Key Aspects of Court’s Legal Analysis:
The court began its analysis by explaining that indemnification sought in this matter was based on three separate sources.
First, Brown relied on DGCL Section 145(c) which requires indemnification when a present or former director or officer has been “successful on the merits or otherwise” . . .. The court noted that Section 145(c) is independent and non-exclusive of any right based in the charter, which in turn is independent and non-exclusive of any bylaw right, which in turn is independent and non-exclusive of any contract right, absent specific agreement to the contrary. See Section 145(f), which makes this clear in both the indemnification and the advancement context.
The second basis for indemnification in this case was a provision in the corporate bylaws.
The third basis for indemnification sought in this matter was a provision in the corporate charter.
Notably, the court observed that even though Section 145(c), in the current version of the statute, covers officers and directors, the court added :
“But when a corporation has provided other authorized individuals with mandatory indemnification to the fullest extent of the law, then that right extends the mandatory indemnification contemplated by Section 145(c) to those individuals” (citing Dore v. Sweports, Ltd., 2017 WL 415469, at * 18 (Del. Ch. Jan. 31, 2017)).
The foregoing extension of the mandatory indemnification of Section 145(c), which in its current form only benefits directors and officers–to employees, agents and others that are expressly granted indemnification in the bylaws “to the fullest extent allowed by law”–is not well-known even by those familiar generally with the nuances of advancement law in Delaware.
The court explained that Section 145(c) provides for mandatory indemnification for an officer and a director who meets the requirements of the statutory provision, which is when: “a covered person defending himself in a covered proceeding . . . succeeds on the merits or otherwise . . ..” See Slip op. at 10. See also footnotes 39-41.
Other Notable Bullet Points:
· The court recited the public policy rationale behind mandatory indemnification as including the need to encourage capable individuals to serve as corporate directors, which is viewed less as an individual benefit and more as a desirable mechanism in return for greater corporate benefits.

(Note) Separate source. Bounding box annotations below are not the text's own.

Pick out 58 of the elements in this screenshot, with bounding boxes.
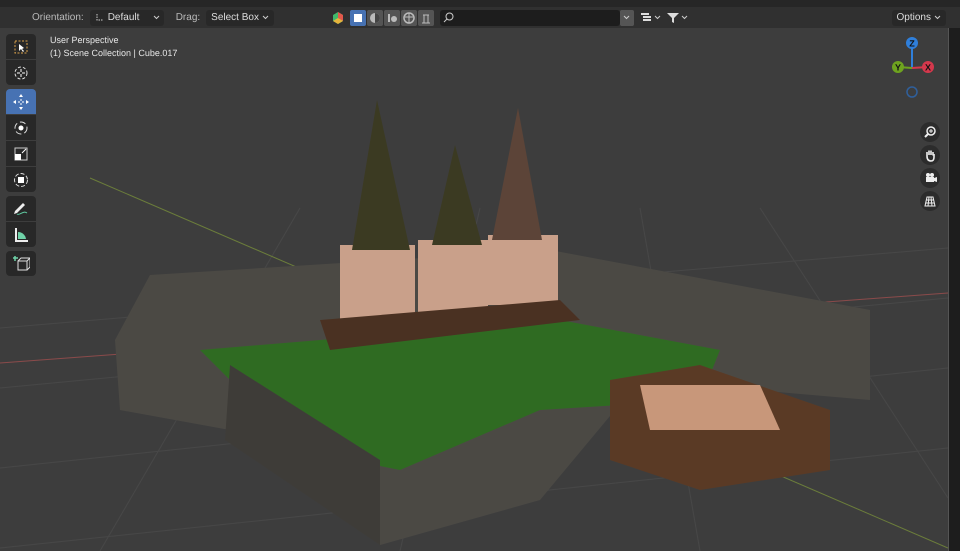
move-icon (12, 92, 30, 110)
chevron-icon (623, 15, 630, 20)
world-filter-toggle[interactable] (400, 10, 417, 26)
zoom-navigation-button[interactable] (920, 122, 940, 142)
add-cube-icon (12, 254, 30, 272)
dropdown-button[interactable] (620, 10, 634, 26)
ruler-icon (12, 226, 30, 244)
axis-label: Y (895, 62, 901, 72)
chevron-icon (152, 15, 160, 20)
shading-filter-toggle[interactable] (366, 10, 383, 26)
axis-dot[interactable] (892, 61, 904, 73)
hand-icon (923, 148, 937, 162)
zoom-icon (923, 125, 937, 139)
scale-tool[interactable] (6, 141, 36, 166)
select-box-tool[interactable] (6, 34, 36, 59)
select-box-icon (12, 38, 30, 56)
pan-navigation-button[interactable] (920, 145, 940, 165)
search-icon (442, 12, 454, 23)
shading-icon (368, 10, 382, 24)
axis-gizmo[interactable]: Z Y X (884, 34, 940, 98)
filter-button[interactable] (666, 12, 688, 24)
chevron-icon (934, 15, 941, 20)
transform-icon (12, 170, 30, 188)
measure-tool[interactable] (6, 222, 36, 247)
drag-dropdown[interactable]: Select Box (206, 10, 274, 26)
cursor-icon (12, 64, 30, 82)
add-cube-tool[interactable] (6, 251, 36, 276)
view-name: User Perspective (50, 34, 120, 47)
axis-dot[interactable] (906, 37, 918, 49)
chevron-icon (654, 15, 661, 20)
object-info: (1) Scene Collection | Cube.017 (50, 47, 178, 60)
ortho-navigation-button[interactable] (920, 191, 940, 211)
list-view-button[interactable] (640, 12, 661, 23)
camera-navigation-button[interactable] (920, 168, 940, 188)
search-field[interactable] (440, 10, 620, 26)
list-icon (640, 12, 652, 23)
axis-label: Z (909, 38, 915, 48)
scale-icon (12, 144, 30, 162)
world-icon (402, 10, 416, 24)
move-tool[interactable] (6, 89, 36, 114)
axis-label: X (925, 62, 931, 72)
grid-icon (923, 194, 937, 208)
axis-dot[interactable] (922, 61, 934, 73)
orientation-dropdown[interactable]: Default (90, 10, 164, 26)
rotate-icon (12, 118, 30, 136)
select-filter-toggle[interactable] (350, 10, 366, 26)
rotate-tool[interactable] (6, 115, 36, 140)
filter-icon (666, 12, 679, 24)
drag-label: Drag: (176, 11, 200, 25)
cursor-tool[interactable] (6, 60, 36, 85)
chevron-icon (262, 15, 269, 20)
options-dropdown[interactable]: Options (892, 10, 946, 26)
annotate-tool[interactable] (6, 196, 36, 221)
chevron-icon (680, 15, 688, 20)
axes-icon (94, 12, 104, 22)
orientation-label: Orientation: (32, 11, 84, 25)
transform-tool[interactable] (6, 167, 36, 192)
hexagon-icon (332, 12, 344, 24)
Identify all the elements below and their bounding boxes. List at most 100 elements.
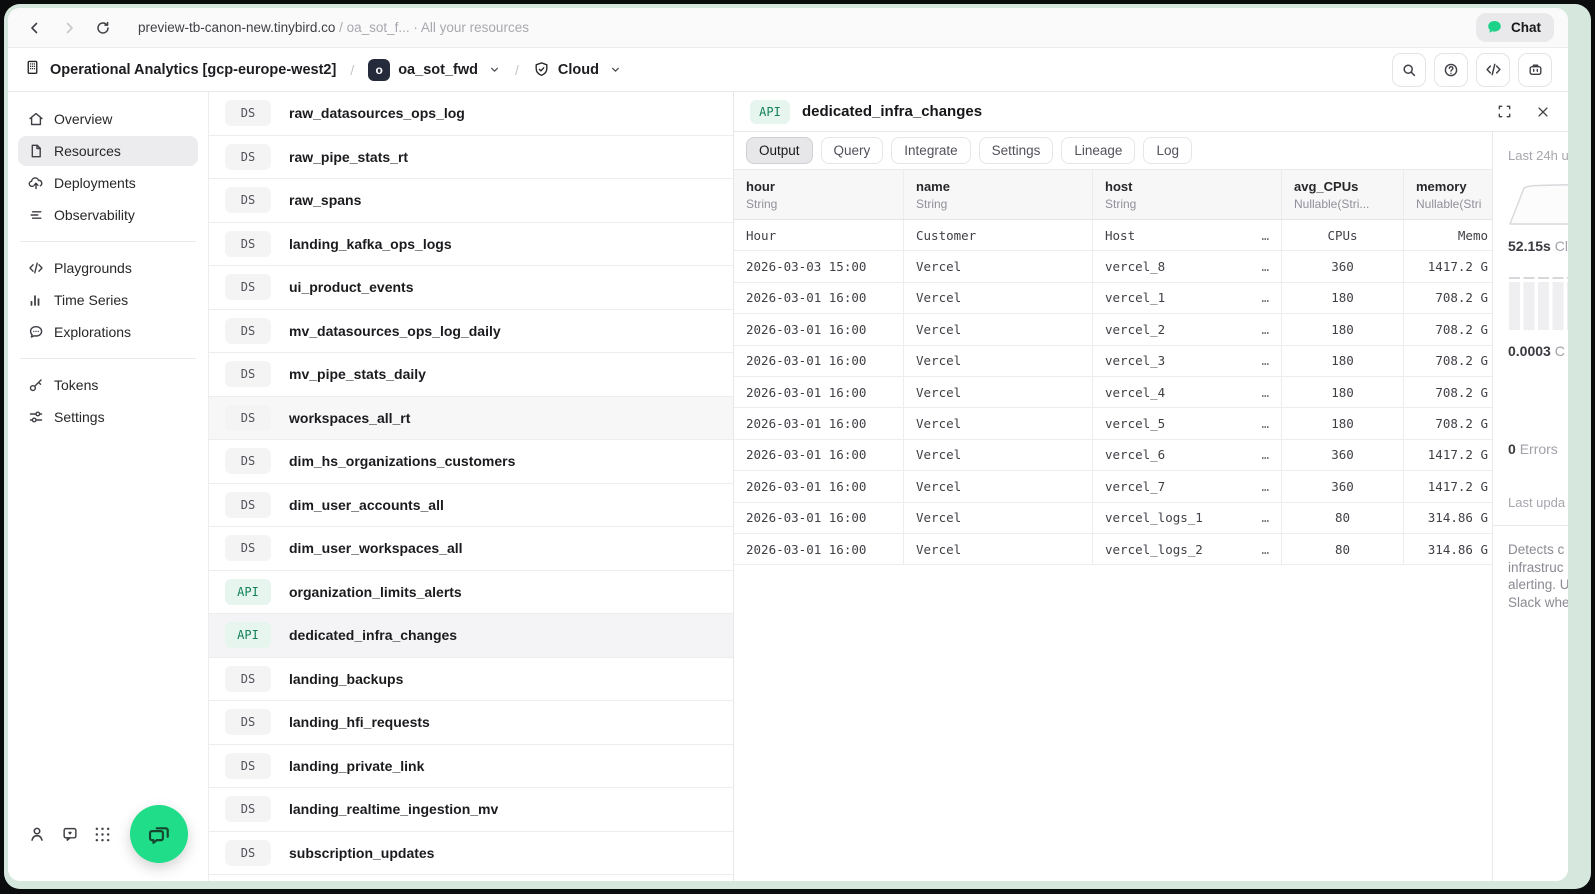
environment-switcher[interactable]: Cloud bbox=[533, 61, 622, 78]
resource-row-landing-private-link[interactable]: DS landing_private_link bbox=[209, 745, 733, 788]
table-cell: vercel_5… bbox=[1093, 408, 1282, 439]
table-cell: Vercel bbox=[904, 282, 1093, 314]
table-row[interactable]: 2026-03-01 16:00 Vercel vercel_4 … 180 708.2 … bbox=[734, 376, 1492, 409]
sidebar-item-playgrounds[interactable]: Playgrounds bbox=[18, 253, 198, 283]
code-icon bbox=[1485, 61, 1502, 78]
sidebar-item-deployments[interactable]: Deployments bbox=[18, 168, 198, 198]
sidebar-item-label: Resources bbox=[54, 143, 121, 159]
resource-row-landing-backups[interactable]: DS landing_backups bbox=[209, 658, 733, 701]
organization-switcher[interactable]: Operational Analytics [gcp-europe-west2] bbox=[24, 59, 336, 80]
cell-value: 180 bbox=[1331, 416, 1354, 432]
cell-value: 708.2 G bbox=[1435, 290, 1488, 306]
errors-metric: 0 Errors bbox=[1508, 441, 1568, 457]
resource-row-mv-pipe-stats-daily[interactable]: DS mv_pipe_stats_daily bbox=[209, 353, 733, 397]
table-row[interactable]: 2026-03-01 16:00 Vercel vercel_3 … 180 708.2 … bbox=[734, 345, 1492, 377]
column-header-avg-cpus[interactable]: avg_CPUs Nullable(Stri... bbox=[1282, 170, 1404, 219]
table-row[interactable]: 2026-03-01 16:00 Vercel vercel_5 … 180 708.2 … bbox=[734, 408, 1492, 440]
resource-row-subscription-updates[interactable]: DS subscription_updates bbox=[209, 832, 733, 875]
chat-button[interactable]: Chat bbox=[1476, 13, 1554, 42]
table-row[interactable]: 2026-03-01 16:00 Vercel vercel_7 … 360 1417.2… bbox=[734, 471, 1492, 503]
url-secondary: / oa_sot_f... · All your resources bbox=[335, 20, 529, 35]
sidebar-item-overview[interactable]: Overview bbox=[18, 104, 198, 134]
expand-icon[interactable] bbox=[1497, 104, 1512, 119]
table-cell: 1417.2 G bbox=[1404, 440, 1492, 470]
table-cell: Host… bbox=[1093, 220, 1282, 251]
chat-fab-button[interactable] bbox=[130, 805, 188, 863]
feedback-icon[interactable] bbox=[61, 825, 79, 843]
sidebar-item-settings[interactable]: Settings bbox=[18, 402, 198, 432]
sidebar-item-observability[interactable]: Observability bbox=[18, 200, 198, 230]
tab-lineage[interactable]: Lineage bbox=[1061, 137, 1136, 164]
tab-log[interactable]: Log bbox=[1143, 137, 1192, 164]
truncation-ellipsis: … bbox=[1261, 510, 1269, 526]
cell-value: 360 bbox=[1331, 478, 1354, 494]
close-icon[interactable] bbox=[1536, 105, 1550, 119]
resource-row-dim-user-workspaces-all[interactable]: DS dim_user_workspaces_all bbox=[209, 527, 733, 571]
truncation-ellipsis: … bbox=[1261, 290, 1269, 306]
sidebar-item-explorations[interactable]: Explorations bbox=[18, 317, 198, 347]
cell-value: 708.2 G bbox=[1435, 321, 1488, 337]
cell-value: Vercel bbox=[916, 510, 962, 526]
sidebar-item-resources[interactable]: Resources bbox=[18, 136, 198, 166]
url-bar[interactable]: preview-tb-canon-new.tinybird.co / oa_so… bbox=[138, 20, 529, 35]
truncation-ellipsis: … bbox=[1261, 416, 1269, 432]
column-header-host[interactable]: host String bbox=[1093, 170, 1282, 219]
table-row[interactable]: 2026-03-01 16:00 Vercel vercel_1 … 180 708.2 … bbox=[734, 282, 1492, 315]
bot-button[interactable] bbox=[1518, 52, 1552, 87]
table-row[interactable]: Hour Customer Host … CPUs Memo bbox=[734, 220, 1492, 252]
resource-row-raw-pipe-stats-rt[interactable]: DS raw_pipe_stats_rt bbox=[209, 136, 733, 179]
tab-settings[interactable]: Settings bbox=[978, 137, 1054, 164]
column-header-name[interactable]: name String bbox=[904, 170, 1093, 219]
resource-row-raw-datasources-ops-log[interactable]: DS raw_datasources_ops_log bbox=[209, 92, 733, 136]
table-row[interactable]: 2026-03-01 16:00 Vercel vercel_logs_1 … 80 31… bbox=[734, 502, 1492, 534]
table-row[interactable]: 2026-03-01 16:00 Vercel vercel_6 … 360 1417.2… bbox=[734, 439, 1492, 472]
tab-integrate[interactable]: Integrate bbox=[891, 137, 971, 164]
back-icon[interactable] bbox=[22, 15, 48, 41]
resource-row-dim-hs-organizations-customers[interactable]: DS dim_hs_organizations_customers bbox=[209, 440, 733, 484]
column-header-hour[interactable]: hour String bbox=[734, 170, 904, 219]
table-row[interactable]: 2026-03-01 16:00 Vercel vercel_logs_2 … 80 31… bbox=[734, 533, 1492, 566]
resource-row-organization-limits-alerts[interactable]: API organization_limits_alerts bbox=[209, 571, 733, 614]
sidebar-item-tokens[interactable]: Tokens bbox=[18, 370, 198, 400]
search-button[interactable] bbox=[1392, 52, 1426, 87]
resource-row-ui-product-events[interactable]: DS ui_product_events bbox=[209, 266, 733, 310]
workspace-name: oa_sot_fwd bbox=[398, 61, 478, 78]
resource-row-raw-spans[interactable]: DS raw_spans bbox=[209, 179, 733, 223]
cell-value: 80 bbox=[1334, 510, 1351, 526]
table-row[interactable]: 2026-03-01 16:00 Vercel vercel_2 … 180 708.2 … bbox=[734, 314, 1492, 346]
errors-value: 0 bbox=[1508, 441, 1516, 457]
resource-row-dim-user-accounts-all[interactable]: DS dim_user_accounts_all bbox=[209, 484, 733, 527]
panel-description-line: infrastruc bbox=[1508, 559, 1564, 575]
cell-value: 2026-03-01 16:00 bbox=[746, 510, 867, 526]
truncation-ellipsis: … bbox=[1261, 259, 1269, 275]
table-cell: 708.2 G bbox=[1404, 377, 1492, 407]
sidebar-item-time-series[interactable]: Time Series bbox=[18, 285, 198, 315]
resource-name: landing_realtime_ingestion_mv bbox=[289, 801, 499, 818]
resource-name: raw_pipe_stats_rt bbox=[289, 148, 409, 165]
user-icon[interactable] bbox=[28, 825, 46, 843]
cell-value: 80 bbox=[1334, 541, 1351, 557]
resource-row-mv-datasources-ops-log-daily[interactable]: DS mv_datasources_ops_log_daily bbox=[209, 310, 733, 353]
resource-row-landing-hfi-requests[interactable]: DS landing_hfi_requests bbox=[209, 701, 733, 745]
help-button[interactable] bbox=[1434, 52, 1468, 87]
resource-row-landing-realtime-ingestion-mv[interactable]: DS landing_realtime_ingestion_mv bbox=[209, 788, 733, 832]
resource-row-workspaces-all-rt[interactable]: DS workspaces_all_rt bbox=[209, 396, 733, 440]
cell-value: 1417.2 G bbox=[1427, 478, 1488, 494]
column-header-memory[interactable]: memory Nullable(Stri bbox=[1404, 170, 1492, 219]
workspace-switcher[interactable]: o oa_sot_fwd bbox=[368, 58, 501, 81]
forward-icon[interactable] bbox=[56, 15, 82, 41]
resource-row-dedicated-infra-changes[interactable]: API dedicated_infra_changes bbox=[209, 614, 733, 658]
bot-icon bbox=[1527, 61, 1544, 78]
resource-name: dedicated_infra_changes bbox=[289, 627, 458, 644]
resource-row-landing-kafka-ops-logs[interactable]: DS landing_kafka_ops_logs bbox=[209, 223, 733, 266]
refresh-icon[interactable] bbox=[90, 15, 116, 41]
resource-name: landing_private_link bbox=[289, 757, 425, 774]
sidebar-item-label: Settings bbox=[54, 409, 105, 425]
tab-output[interactable]: Output bbox=[746, 137, 813, 164]
tab-query[interactable]: Query bbox=[820, 137, 884, 164]
table-row[interactable]: 2026-03-03 15:00 Vercel vercel_8 … 360 1417.2… bbox=[734, 251, 1492, 283]
code-button[interactable] bbox=[1476, 52, 1510, 87]
workspace-header: Operational Analytics [gcp-europe-west2]… bbox=[8, 48, 1568, 92]
panel-title-row: API dedicated_infra_changes bbox=[734, 92, 1568, 132]
grid-dots-icon[interactable] bbox=[94, 826, 111, 843]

· A key point and an essential aspect of the court’s reasoning is its reliance on an abundance of case law that interprets the “success” requirement in Section 145(c) very broadly. That is, in order to satisfy the requirement of success “on the merits or otherwise” under Section 145(c), one must merely obtain any result in a lawsuit “other than conviction,” which does not equate with moral exoneration, but rather can be satisfied merely from: “escape from an adverse judgment or other detriment, for whatever reason . . ..” See footnotes 54 to 55 and accompanying text.
· Moreover, if such a broad definition of success is achieved, it is not relevant, and the court will not inquire into, whether all arguments were won, or if preliminary motions or other efforts in the underlying litigation failed before the final successful result was reached. See footnote 56 and accompanying text. See also footnotes 72 to 80 and accompanying text.
· The court also granted fees on fees and required Brown to file an affidavit under Rule 88, itemizing the fees for which he seeks indemnification, along with a motion seeking an entry of an order requiring the corporation to indemnify him in the amount specified in the damages motion.